A rare invitation to visit Jefferson in Paris; The scholar was the future Director of the Bank of Pennsylvania.

After the end of the Revolutionary War, Thomas Jefferson was sent by the Congress to join Benjamin Franklin and John Adams as ministers in Europe for negotiation of trade agreements with England, Spain, and France. With his young daughter Patsy and two servants, he departed in July 1784, arriving in Paris the next month. When Count de Vergennes, the French foreign minister, commented, “You replace Monsieur Franklin, I hear,” Jefferson replied, “’No one can replace him, Sir; I am only his successor.” Franklin resigned as minister in March 1785, and departed in July.  Jefferson officially took over in mid May.

Thomas Ruston was a Pennsylvania physician practicing in London and Exeter, who had corresponded with Benjamin Franklin on the finances of the new country. He had taken a great interest in business since his marriage to a wealthy heiress and was, according to the later testimony of George Washington, “a warm Friend of the American cause.”  Franklin himself on learning some of Ruston’s ideas, wrote, “I received and read with Pleasure your Thoughts on American Finance, and your Scheme of a Bank. I communicated them to the Abbé Morellet, who is a good Judge of the Subject, and he has translated them into French. He thinks them generally very just, and very clearly exprest. I shall forward them to a Friend in the Congress.”

Ruston wrote several treatises on American finances and planned a return to the US in 1785. But first he wanted to visit the US Ambassadors at the major courts in Europe. On April 7, he dined with John Adams, who was heading to England but was then at the house of the Marquis de Lafayette, the French hero of the Revolutionary War, in France. Adams wrote, “Dr. Ruston appears to be a man of learning; very well versed in English reading.”

Next he met with Thomas Jefferson.

Autograph note signed, April 16, 1785, with address panel, to “Monsier Ruston, Hotel d’Orleans, Palais Royal.”  “Mr. Jefferson’s compliments to Mr. Ruston and begs the honor of his company to dinner on Tuesday next the 19th instant.”

What did they discuss?  We know, because a record of this meeting exists in Ruston’s hand and docketed by Jefferson.  It reads, in small part, “Question by Mr.
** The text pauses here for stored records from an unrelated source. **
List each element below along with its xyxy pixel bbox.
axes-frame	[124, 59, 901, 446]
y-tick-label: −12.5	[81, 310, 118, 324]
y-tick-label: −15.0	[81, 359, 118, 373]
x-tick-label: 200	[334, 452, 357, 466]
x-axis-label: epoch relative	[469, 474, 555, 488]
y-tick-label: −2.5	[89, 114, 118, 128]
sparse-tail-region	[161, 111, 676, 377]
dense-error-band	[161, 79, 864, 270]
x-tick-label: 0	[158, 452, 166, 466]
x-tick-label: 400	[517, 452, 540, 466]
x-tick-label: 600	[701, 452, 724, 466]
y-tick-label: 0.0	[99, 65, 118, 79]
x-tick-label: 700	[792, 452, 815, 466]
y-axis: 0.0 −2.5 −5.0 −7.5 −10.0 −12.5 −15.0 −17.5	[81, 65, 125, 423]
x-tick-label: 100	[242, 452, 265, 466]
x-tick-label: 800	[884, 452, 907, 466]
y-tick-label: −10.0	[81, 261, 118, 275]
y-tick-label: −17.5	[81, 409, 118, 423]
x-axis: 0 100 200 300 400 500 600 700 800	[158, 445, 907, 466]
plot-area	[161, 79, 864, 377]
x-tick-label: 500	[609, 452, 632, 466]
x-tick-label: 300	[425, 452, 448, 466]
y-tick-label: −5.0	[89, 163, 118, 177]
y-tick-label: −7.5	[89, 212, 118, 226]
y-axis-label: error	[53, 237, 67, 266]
Jefferson.  If the people of America double their numbers in twenty five years, Query, How long will it take for the increase of the Duty upon Impost to extinguish the National Debt? In order to be able to answer this question fully three things are requisite. 1st: It is necessary to know the present state of population. 2ly: It is necessary to know the amount of the impost—and 3ly It is also necessary to know the amount of the interest to be paid on the national debt….”

While in France, Jefferson became a regular companion of the Marquis de Lafayette, and used his influence to procure trade agreements with France.  As the French Revolution began, Jefferson allowed his Paris residence, the Hôtel de Langeac, to be used for meetings by Lafayette and other republicans; he was in Paris during the storming of the Bastille and consulted with Lafayette while the latter drafted the Declaration of the Rights of Man and of the Citizen.

Later in the year Ruston moved with his family to Philadelphia, where he gained entry to the city’s elite by virtue of his wealth and became a director of the Bank of Pennsylvania, a member of the American Philosophical Society, a public advocate of a balanced national economy, and a partner with Tench Coxe and Robert Morris.